There’s a lot going on in the sky during the month of May, including a meteor shower, a full Moon, and some spectacular celestial pairings!
All times Eastern Daylight and based on Northern Hemisphere viewing:
May 2 — First Quarter Moon, 10:47 p.m. At this phase, the Moon appears half full. One-half of the Moon is illuminated by direct sunlight while the illuminated part is increasing.
May 6 — Get outside to view the Eta Aquarid Meteor Shower, which peaks on this date. The best viewing is between 2 a.m. and 4 a.m., looking to the southeast. The Eta Aquarids get their name because their radiant lies within the constellation Aquarius, near one of the constellation’s brightest stars, Eta Aquarii. These showers come from the cosmic dust of Halley’s Comet. Look for “Earthgrazers,” which are meteors that skip along the atmosphere like stones on a pond, in slow motion. These fireballs are quite a sight to behold, even if you only see one!
May 7 — Right after sunset, look to the southeast to see the waxing gibbous Moon pair up with Jupiter. It will be bright and spectacular! Then as darkness falls, look for the star Spica to come out below them both. On the 8th, the Moon will be directly to the left of Spica, with Jupiter above them to the right.
May 7 – Observers with binoculars will be able to locate Mars to the upper right of the brighter orange-hued star, Aldebaran, the two objects being 6° apart this evening. But Mars is still an easy naked-eye object at dusk — look for it in the west-northwest.
May 10 — Full Moon, 5:42 p.m. The visible Moon is fully illuminated by direct sunlight. Though the Moon is only technically in this phase for a few seconds, it is considered “full” for the entire day of the event, and appears full for three days. May’s full Moon is called the Full Flower Moon.
Learn about the folklore surrounding May’s full Moon in this short Farmers’ Almanac video.
May 12 — The waning gibbous Moon is at apogee, its farthest point from Earth. (An easy way to remember: Apogee = Away)

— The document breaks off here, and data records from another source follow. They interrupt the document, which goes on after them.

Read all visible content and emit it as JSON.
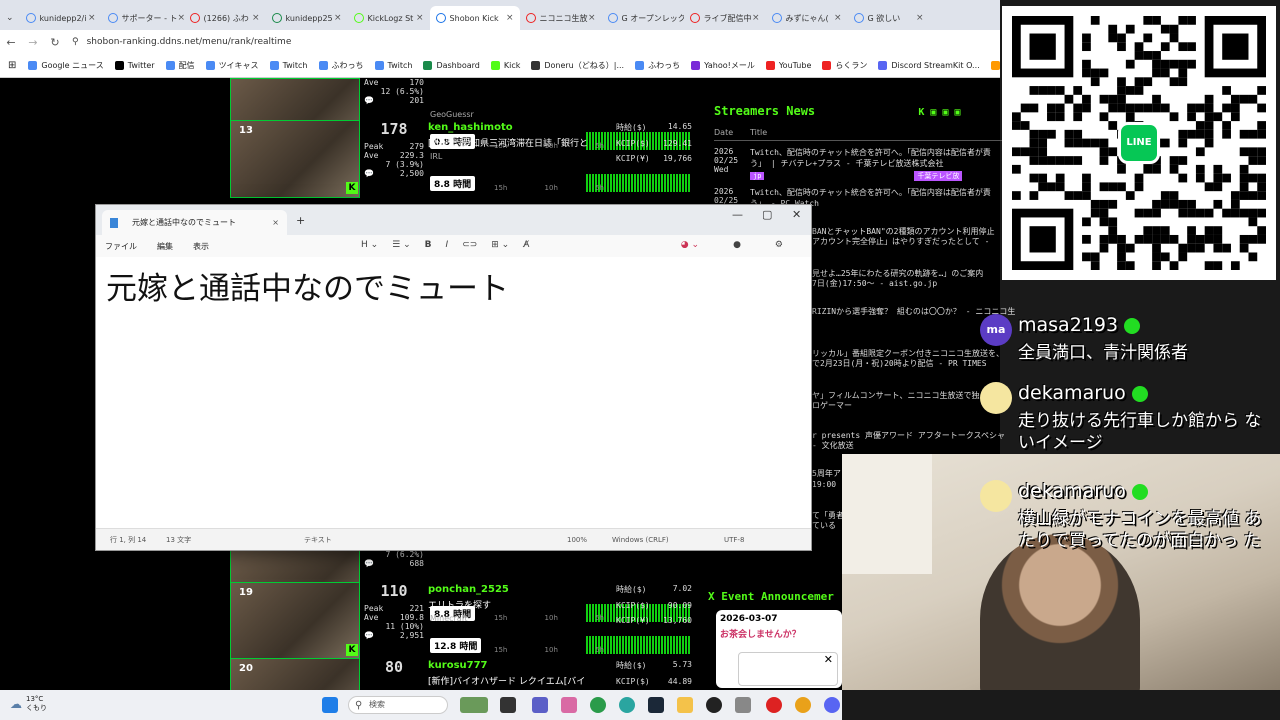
{
  "browser": {
    "tabs": [
      {
        "label": "kunidepp2/i",
        "color": "#4a8af4"
      },
      {
        "label": "サポーター - ト",
        "color": "#4a8af4"
      },
      {
        "label": "(1266) ふわ",
        "color": "#e22"
      },
      {
        "label": "kunidepp25",
        "color": "#1a8a4a"
      },
      {
        "label": "KickLogz St",
        "color": "#53fc18"
      },
      {
        "label": "Shobon Kick",
        "color": "#1a73e8",
        "active": true
      },
      {
        "label": "ニコニコ生放",
        "color": "#e22"
      },
      {
        "label": "G オープンレック",
        "color": "#4a8af4"
      },
      {
        "label": "ライブ配信中",
        "color": "#e22"
      },
      {
        "label": "みずにゃん(",
        "color": "#4a8af4"
      },
      {
        "label": "G 欲しい",
        "color": "#4a8af4"
      }
    ],
    "url": "shobon-ranking.ddns.net/menu/rank/realtime",
    "bookmarks": [
      {
        "label": "Google ニュース",
        "color": "#4a8af4"
      },
      {
        "label": "Twitter",
        "color": "#000"
      },
      {
        "label": "配信",
        "color": "#4a8af4"
      },
      {
        "label": "ツイキャス",
        "color": "#4a8af4"
      },
      {
        "label": "Twitch",
        "color": "#4a8af4"
      },
      {
        "label": "ふわっち",
        "color": "#4a8af4"
      },
      {
        "label": "Twitch",
        "color": "#4a8af4"
      },
      {
        "label": "Dashboard",
        "color": "#1a8a4a"
      },
      {
        "label": "Kick",
        "color": "#53fc18"
      },
      {
        "label": "Doneru（どねる）|...",
        "color": "#333"
      },
      {
        "label": "ふわっち",
        "color": "#4a8af4"
      },
      {
        "label": "Yahoo!メール",
        "color": "#7a2bd8"
      },
      {
        "label": "YouTube",
        "color": "#e22"
      },
      {
        "label": "らくラン",
        "color": "#e22"
      },
      {
        "label": "Discord StreamKit O...",
        "color": "#5865f2"
      },
      {
        "label": "mixi",
        "color": "#f90"
      },
      {
        "label": "Sh",
        "color": "#4a8af4"
      }
    ]
  },
  "ranking": [
    {
      "rank": "",
      "viewers": "",
      "peak": "",
      "ave": "170",
      "pct": "12 (6.5%)",
      "chat": "201",
      "name": "",
      "title": "",
      "tag": "GeoGuessr",
      "hours": "0.8 時間",
      "jikyu": "",
      "kcip_yen": "",
      "kcip": "",
      "axis": [
        "15h",
        "10h",
        "5h"
      ]
    },
    {
      "rank": "13",
      "viewers": "178",
      "peak": "279",
      "ave": "229.3",
      "pct": "7 (3.9%)",
      "chat": "2,500",
      "name": "ken_hashimoto",
      "title": "[外配信]愛知県三河湾滞在日誌「銀行と",
      "tag": "IRL",
      "hours": "8.8 時間",
      "jikyu": "14.65",
      "kcip_yen": "129.41",
      "kcip": "19,766",
      "axis": [
        "15h",
        "10h",
        "5h"
      ]
    },
    {
      "rank": "",
      "viewers": "",
      "peak": "",
      "ave": "",
      "pct": "7 (6.2%)",
      "chat": "688",
      "name": "",
      "title": "",
      "tag": "",
      "hours": "8.8 時間",
      "jikyu": "",
      "kcip_yen": "",
      "kcip": "",
      "axis": [
        "15h",
        "10h",
        "5h"
      ]
    },
    {
      "rank": "19",
      "viewers": "110",
      "peak": "221",
      "ave": "109.8",
      "pct": "11 (10%)",
      "chat": "2,951",
      "name": "ponchan_2525",
      "title": "エリトラを探す",
      "tag": "Minecraft",
      "hours": "12.8 時間",
      "jikyu": "7.02",
      "kcip_yen": "90.09",
      "kcip": "13,760",
      "axis": [
        "15h",
        "10h",
        "5h"
      ]
    },
    {
      "rank": "20",
      "viewers": "80",
      "peak": "",
      "ave": "",
      "pct": "",
      "chat": "",
      "name": "kurosu777",
      "title": "[新作]バイオハザード レクイエム[バイ",
      "tag": "",
      "hours": "",
      "jikyu": "5.73",
      "kcip_yen": "44.89",
      "kcip": "",
      "axis": []
    }
  ],
  "labels": {
    "peak": "Peak",
    "ave": "Ave",
    "jikyu": "時給($)",
    "kcip_yen": "KCIP($)",
    "kcip": "KCIP(¥)",
    "s10": "$ 10"
  },
  "news": {
    "heading": "Streamers News",
    "col_date": "Date",
    "col_title": "Title",
    "items": [
      {
        "date": "2026 02/25 Wed",
        "title": "Twitch、配信時のチャット統合を許可へ。「配信内容は配信者が責",
        "title2": "う」 | チバテレ+プラス - 千葉テレビ放送株式会社",
        "src": "jp",
        "badge": "千葉テレビ放"
      },
      {
        "date": "2026 02/25",
        "title": "Twitch、配信時のチャット統合を許可へ。「配信内容は配信者が責",
        "title2": "う」 - PC Watch",
        "src": "",
        "badge": ""
      }
    ],
    "fragments": [
      "BANとチャットBAN\"の2種類のアカウント利用停止",
      "アカウント完全停止」はやりすぎだったとして -",
      "見せよ…25年にわたる研究の軌跡を…」のご案内",
      "7日(金)17:50～ - aist.go.jp",
      "RIZINから選手強奪？ 組むのは〇〇か？ - ニコニコ生",
      "リッカル」番組限定クーポン付きニコニコ生放送を、",
      "で2月23日(月・祝)20時より配信 - PR TIMES",
      "ヤ」フィルムコンサート、ニコニコ生放送で独占",
      "ロゲーマー",
      "r presents 声優アワード アフタートークスペシャ",
      "- 文化放送",
      "5周年ア",
      "19:00",
      "て「勇者",
      "ている"
    ]
  },
  "x_event": {
    "heading": "X Event Announcemer",
    "date": "2026-03-07",
    "invite": "お茶会しませんか？"
  },
  "notepad": {
    "tab_title": "元嫁と通話中なのでミュート",
    "menu": [
      "ファイル",
      "編集",
      "表示"
    ],
    "content": "元嫁と通話中なのでミュート",
    "status": {
      "pos": "行 1, 列 14",
      "chars": "13 文字",
      "mode": "テキスト",
      "zoom": "100%",
      "eol": "Windows (CRLF)",
      "enc": "UTF-8"
    }
  },
  "qr": {
    "logo": "LINE"
  },
  "chat": [
    {
      "user": "masa2193",
      "avatar": "ma",
      "avatar_color": "#5b3cc4",
      "text": "全員満口、青汁関係者"
    },
    {
      "user": "dekamaruo",
      "avatar": "",
      "avatar_color": "#f5e6a0",
      "text": "走り抜ける先行車しか館から ないイメージ"
    },
    {
      "user": "dekamaruo",
      "avatar": "",
      "avatar_color": "#f5e6a0",
      "text": "横山緑がモナコインを最高値 あたりで買ってたのが面白かっ た"
    }
  ],
  "taskbar": {
    "temp": "13°C",
    "weather": "くもり",
    "search_placeholder": "検索"
  }
}
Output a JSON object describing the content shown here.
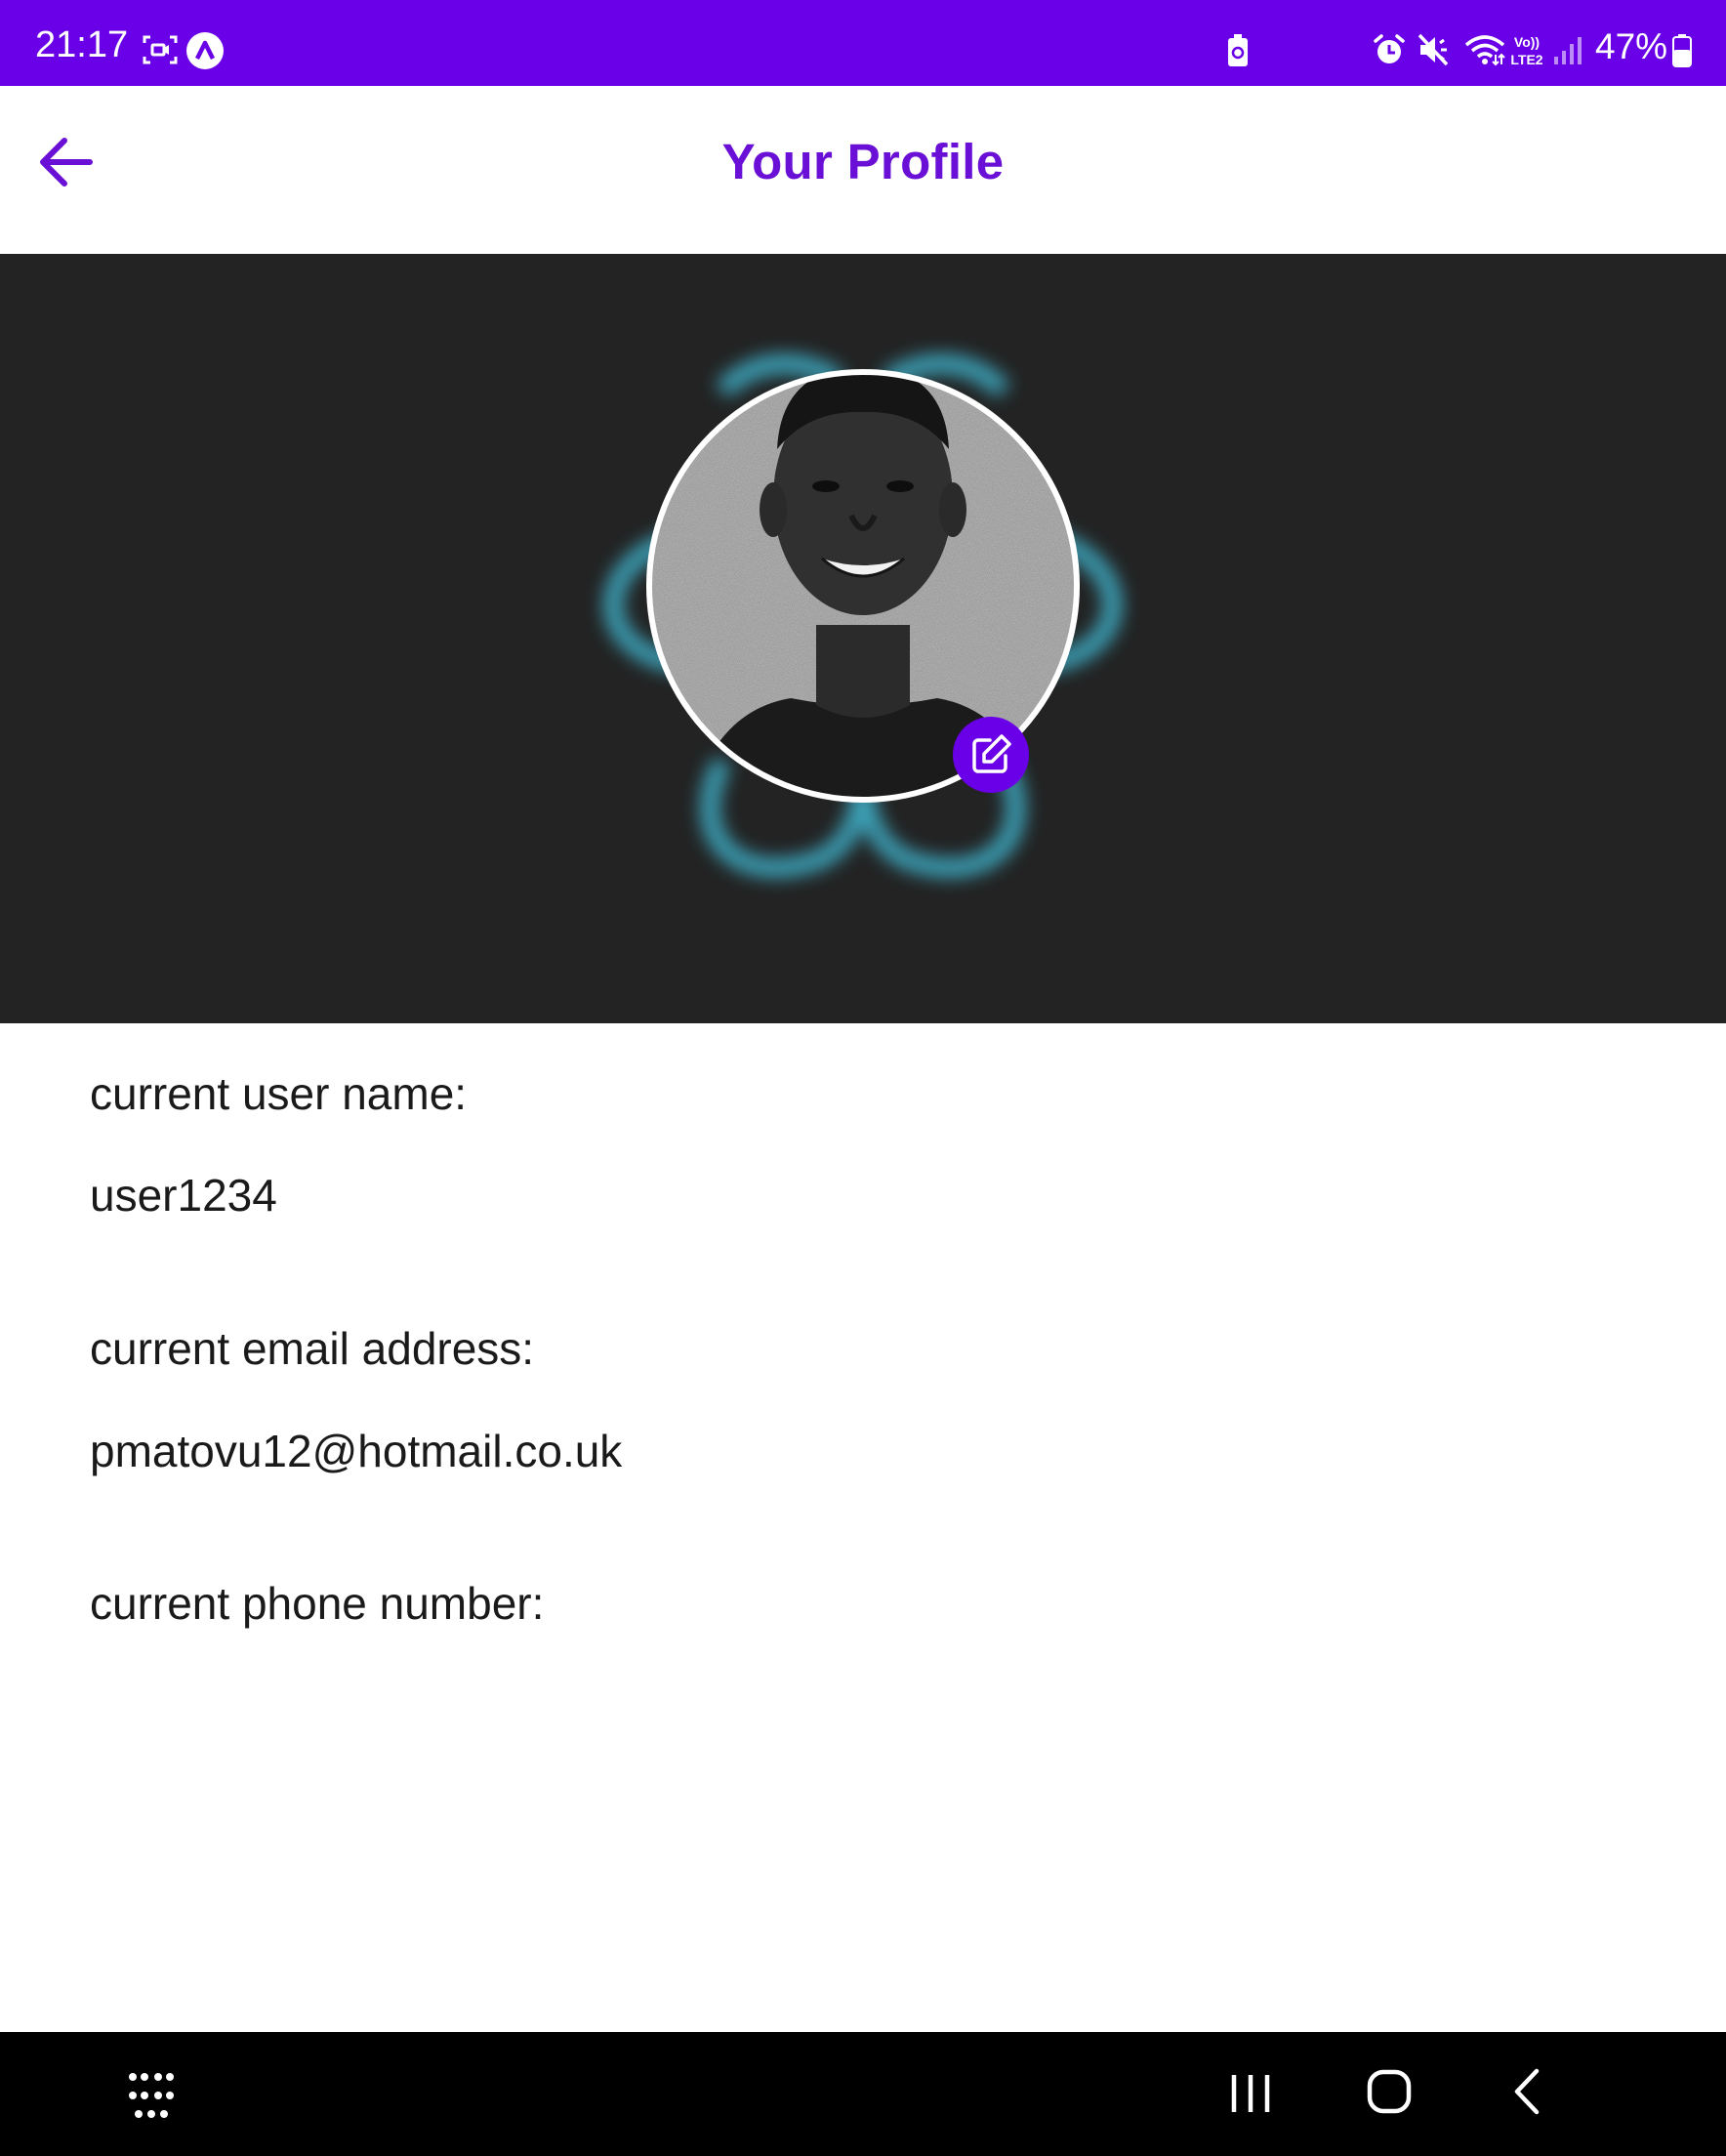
{
  "status_bar": {
    "time": "21:17",
    "battery_percent": "47%",
    "network_label": "VoLTE2",
    "icons": [
      "screen-record-icon",
      "app-a-icon",
      "battery-saver-icon",
      "alarm-icon",
      "mute-icon",
      "wifi-icon",
      "volte-icon",
      "signal-icon",
      "battery-icon"
    ]
  },
  "header": {
    "title": "Your Profile",
    "back_icon": "arrow-left-icon"
  },
  "profile": {
    "avatar_icon": "profile-photo",
    "edit_icon": "edit-icon",
    "glow_color": "#3fb6d0"
  },
  "fields": [
    {
      "label": "current user name:",
      "value": "user1234"
    },
    {
      "label": "current email address:",
      "value": "pmatovu12@hotmail.co.uk"
    },
    {
      "label": "current phone number:",
      "value": ""
    }
  ],
  "nav_bar": {
    "icons": [
      "app-drawer-icon",
      "recents-icon",
      "home-icon",
      "back-icon"
    ]
  },
  "colors": {
    "accent": "#6a00e8",
    "title": "#6a0fd6",
    "hero_bg": "#232323"
  }
}
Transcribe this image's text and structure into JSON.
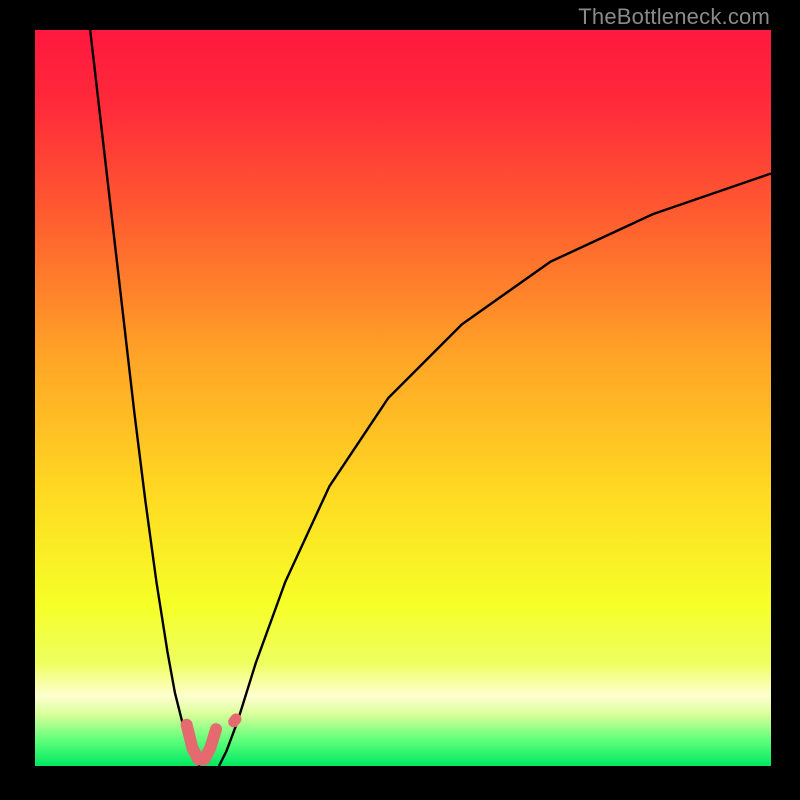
{
  "watermark": "TheBottleneck.com",
  "chart_data": {
    "type": "line",
    "title": "",
    "xlabel": "",
    "ylabel": "",
    "xlim": [
      0,
      100
    ],
    "ylim": [
      0,
      100
    ],
    "gradient_stops": [
      {
        "offset": 0.0,
        "color": "#ff183f"
      },
      {
        "offset": 0.1,
        "color": "#ff2a3a"
      },
      {
        "offset": 0.25,
        "color": "#ff5b30"
      },
      {
        "offset": 0.45,
        "color": "#ffa626"
      },
      {
        "offset": 0.62,
        "color": "#ffd722"
      },
      {
        "offset": 0.78,
        "color": "#f6ff27"
      },
      {
        "offset": 0.86,
        "color": "#eeff60"
      },
      {
        "offset": 0.905,
        "color": "#ffffd0"
      },
      {
        "offset": 0.93,
        "color": "#d8ff99"
      },
      {
        "offset": 0.965,
        "color": "#5fff7a"
      },
      {
        "offset": 1.0,
        "color": "#00e862"
      }
    ],
    "series": [
      {
        "name": "left-branch",
        "stroke": "#000000",
        "width": 2.4,
        "x": [
          7.5,
          9,
          10.5,
          12,
          13.5,
          15,
          16.5,
          18,
          19,
          20,
          20.8,
          21.5,
          22,
          22.4
        ],
        "y": [
          100,
          87,
          74,
          61,
          48,
          36,
          25,
          15.5,
          10,
          6,
          3.2,
          1.4,
          0.5,
          0
        ]
      },
      {
        "name": "right-branch",
        "stroke": "#000000",
        "width": 2.4,
        "x": [
          25,
          26,
          27.5,
          30,
          34,
          40,
          48,
          58,
          70,
          84,
          100
        ],
        "y": [
          0,
          2,
          6,
          14,
          25,
          38,
          50,
          60,
          68.5,
          75,
          80.5
        ]
      },
      {
        "name": "highlight-u",
        "stroke": "#e46a6f",
        "width": 12,
        "linecap": "round",
        "x": [
          20.6,
          21.4,
          22.2,
          23.0,
          23.8,
          24.6
        ],
        "y": [
          5.6,
          2.4,
          0.9,
          0.9,
          2.4,
          5.0
        ]
      },
      {
        "name": "highlight-dot",
        "stroke": "#e46a6f",
        "width": 11,
        "linecap": "round",
        "x": [
          27.0,
          27.3
        ],
        "y": [
          6.0,
          6.4
        ]
      }
    ]
  }
}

May 13 — Look to the southeast in the late evening to see the nearly-full waning gibbous Moon and the planet Saturn paired up on the horizon. See if you can also spot the star Antares to their right. You can also spot this same trio in the western sky before dawn.
May 17 — Mercury, the planet nearest to the Sun, reaches its greatest elongation of 26°, the farthest west of the Sun it gets in 2017.
May 18 — Last Quarter Moon, 8:33 p.m. At this phase, the Moon appears half full. One-half of the Moon is illuminated by direct sunlight while the illuminated part is decreasing, on its way to the New Moon phase.
May 21 — Before sunrise, look to the eastern horizon to see the waning crescent moon with Venus right above it. The planet Mercury is also up before dawn now, hugging the horizon, but it’s harder to see. Grab your binoculars — you won’t want to miss it!
May 23— This week, the International Space Station will be making a number of favorable passes across the United States and southern Canada and can be viewed several times during the course of a single night. For a complete schedule of visible passes over your hometown, click here.
May 25 — New Moon, 3:44 p.m. In this phase, the Moon is not illuminated by direct sunlight and is completely invisible to the naked eye. The Moon is also at perigee, its closest point to Earth for the month. This means the closest supermoon of 2017 is a New Moon, and won’t be visible to the naked eye!
May 26 – Look low to the western horizon after sunset to spot the tiny sliver of a waxing crescent Moon paired with Mars (above it, to the right). You may need binoculars to get a good look, but hurry! Both objects will disappear beneath the horizon before it gets dark.